Michaelene Reagan began her career as a student intern with Pretrial Services in 1995.  After her internship, she worked extra help in the Jail Unit and then became a coded employee in 1997.  She progressed through the Pretrial Services Officer positions I/II/III, and promoted to Supervisor.  She has worked in all aspects and all locations of Pretrial Services.  She graduated from San Jose State University with a Bachelor of Arts degree in Sociology/criminology, and a minor in Criminal Justice Administration.  Ms. Reagan is a member of the California Association of Pretrial Services.  She enjoys traveling and spending time with her friends and family.  She is an avid sports fan, including attending and traveling to other stadiums to watch her favorite teams.  


Supervising Pretrial Services Officer
Quinones started with the County of Santa Clara Office of Pretrial Services in July 1995.  He received a bachelor’s degree in Administration of Justice from San Jose State University in December 1993 and has prior work experience with the United States Pretrial Services.  He has worked in all facets of Pretrial Services including the Jail, Court, and Supervision Units.  Since becoming a supervisor in 2015, he has managed the Supervision Unit, Jail Unit, and Drug Testing Station.  Mr. Quinones was the co-head in implementing random drug testing for Pretrial Services clients.  He was also responsible for creating and developing the current Proposition 36 random drug testing program.

Supervising Pretrial Services Officer
Chirag Mistry has been with Pretrial Services since 1999. He graduated from San Jose State University with a Master's Degree in Administration of Justice in 2001.  Mr. Mistry has had rotating assignments in the Jail, Court and Supervision Units and has worked on numerous process changes.  He recently worked on developing electronic reports to provide to Pretrial stakeholders.  Mr. Mistry has been a County of Santa Clara Employee Excellence Award recipient and currently oversees the Court Unit.
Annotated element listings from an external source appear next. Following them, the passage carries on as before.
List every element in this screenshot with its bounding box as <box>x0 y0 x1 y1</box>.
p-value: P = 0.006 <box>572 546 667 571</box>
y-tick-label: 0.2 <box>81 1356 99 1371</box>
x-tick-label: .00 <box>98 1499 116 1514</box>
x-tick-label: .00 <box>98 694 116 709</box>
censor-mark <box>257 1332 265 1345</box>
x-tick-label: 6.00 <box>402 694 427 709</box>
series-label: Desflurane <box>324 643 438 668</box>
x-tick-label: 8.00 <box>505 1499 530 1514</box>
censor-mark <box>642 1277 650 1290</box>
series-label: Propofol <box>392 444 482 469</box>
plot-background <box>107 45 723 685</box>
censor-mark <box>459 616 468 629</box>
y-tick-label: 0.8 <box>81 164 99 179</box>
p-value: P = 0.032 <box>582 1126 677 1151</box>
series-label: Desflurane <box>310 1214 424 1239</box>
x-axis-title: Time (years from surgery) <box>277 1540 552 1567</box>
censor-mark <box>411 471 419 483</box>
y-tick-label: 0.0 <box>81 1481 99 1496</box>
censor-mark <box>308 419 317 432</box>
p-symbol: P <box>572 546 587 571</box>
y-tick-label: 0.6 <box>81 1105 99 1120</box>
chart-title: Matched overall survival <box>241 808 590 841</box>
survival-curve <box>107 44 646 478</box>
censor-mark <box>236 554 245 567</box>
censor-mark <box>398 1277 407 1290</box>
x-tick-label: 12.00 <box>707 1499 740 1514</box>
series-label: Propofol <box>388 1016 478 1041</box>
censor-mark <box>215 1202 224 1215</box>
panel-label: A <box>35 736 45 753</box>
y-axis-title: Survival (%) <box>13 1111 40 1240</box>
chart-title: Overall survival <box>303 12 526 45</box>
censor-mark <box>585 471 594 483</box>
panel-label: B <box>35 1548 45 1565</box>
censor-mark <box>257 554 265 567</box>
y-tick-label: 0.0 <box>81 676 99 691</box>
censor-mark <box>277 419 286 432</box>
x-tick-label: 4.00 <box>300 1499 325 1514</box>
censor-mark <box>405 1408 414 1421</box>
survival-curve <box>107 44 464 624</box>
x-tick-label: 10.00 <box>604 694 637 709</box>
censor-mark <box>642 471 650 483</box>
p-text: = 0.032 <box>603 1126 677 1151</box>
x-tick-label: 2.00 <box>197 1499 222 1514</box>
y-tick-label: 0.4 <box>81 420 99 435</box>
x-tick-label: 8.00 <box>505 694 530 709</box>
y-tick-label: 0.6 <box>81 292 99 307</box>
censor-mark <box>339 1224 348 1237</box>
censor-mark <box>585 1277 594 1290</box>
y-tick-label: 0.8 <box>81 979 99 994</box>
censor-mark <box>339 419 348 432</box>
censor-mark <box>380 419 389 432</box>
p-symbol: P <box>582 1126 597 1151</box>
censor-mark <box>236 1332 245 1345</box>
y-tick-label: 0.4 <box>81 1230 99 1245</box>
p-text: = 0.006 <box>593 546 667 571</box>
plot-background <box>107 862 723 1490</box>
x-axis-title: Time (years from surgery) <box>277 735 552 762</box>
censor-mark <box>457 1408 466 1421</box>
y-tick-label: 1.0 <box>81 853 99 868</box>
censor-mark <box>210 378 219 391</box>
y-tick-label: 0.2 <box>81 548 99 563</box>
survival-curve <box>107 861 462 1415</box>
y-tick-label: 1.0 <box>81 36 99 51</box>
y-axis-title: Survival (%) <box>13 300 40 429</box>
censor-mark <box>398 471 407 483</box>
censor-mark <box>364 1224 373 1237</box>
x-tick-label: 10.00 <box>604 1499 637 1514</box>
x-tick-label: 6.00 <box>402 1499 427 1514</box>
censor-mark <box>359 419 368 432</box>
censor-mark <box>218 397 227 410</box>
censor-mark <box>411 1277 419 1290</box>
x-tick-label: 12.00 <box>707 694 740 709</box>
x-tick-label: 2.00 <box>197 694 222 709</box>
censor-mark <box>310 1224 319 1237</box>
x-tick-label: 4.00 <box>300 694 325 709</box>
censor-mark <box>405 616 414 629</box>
Supervising Pretrial Services Officer
Andrew Ball has been with Pretrial Services since 2004.  He graduated from San Jose State University, receiving a bachelor’s degree in Administration of Justice.  During his time with Pretrial Services, Mr. Ball has worked in all aspects of the department and for the last several years has been supervising cases involving Electronic Monitoring.  In this free time, Mr. Ball enjoys spending time with his family.

Supervising Pretrial Services Officer
Stephanie Garcia brings over twenty-one years of experience within the Criminal Justice field to include Probation, Investigations and Pretrial Services.  She began her career assigned to the Courts,  and over her career has supervised high risk offenders, Domestic Violence cases and the Electronic Monitoring Program.  She is passionate about working in the people serving profession and with a population to effect change for both the clients and the community. She graduated from San Jose State University with a Bachelor’s of Science Degree in Criminal Justice Administration.  She has been with Pretrial Services since 2019, working her way through the Pretrial Services Officer positions before promoting to Supervisor.  She enjoys spending her free time hosting and attending events with her family and friends.

Pretrial Services Officers
Pretrial Services Officers are assigned in teams to either the Jail Unit or Office Unit.  The officers are well-educated with all the officers having bachelor’s degrees (most in the Administration of Justice), and several have a master’s degree in Criminal Justice or Public Administration. The office employs bilingual officers with Spanish and Vietnamese language capability. Some officers also have specialized training in domestic violence, substance abuse, and mental health, depending upon their area of interest.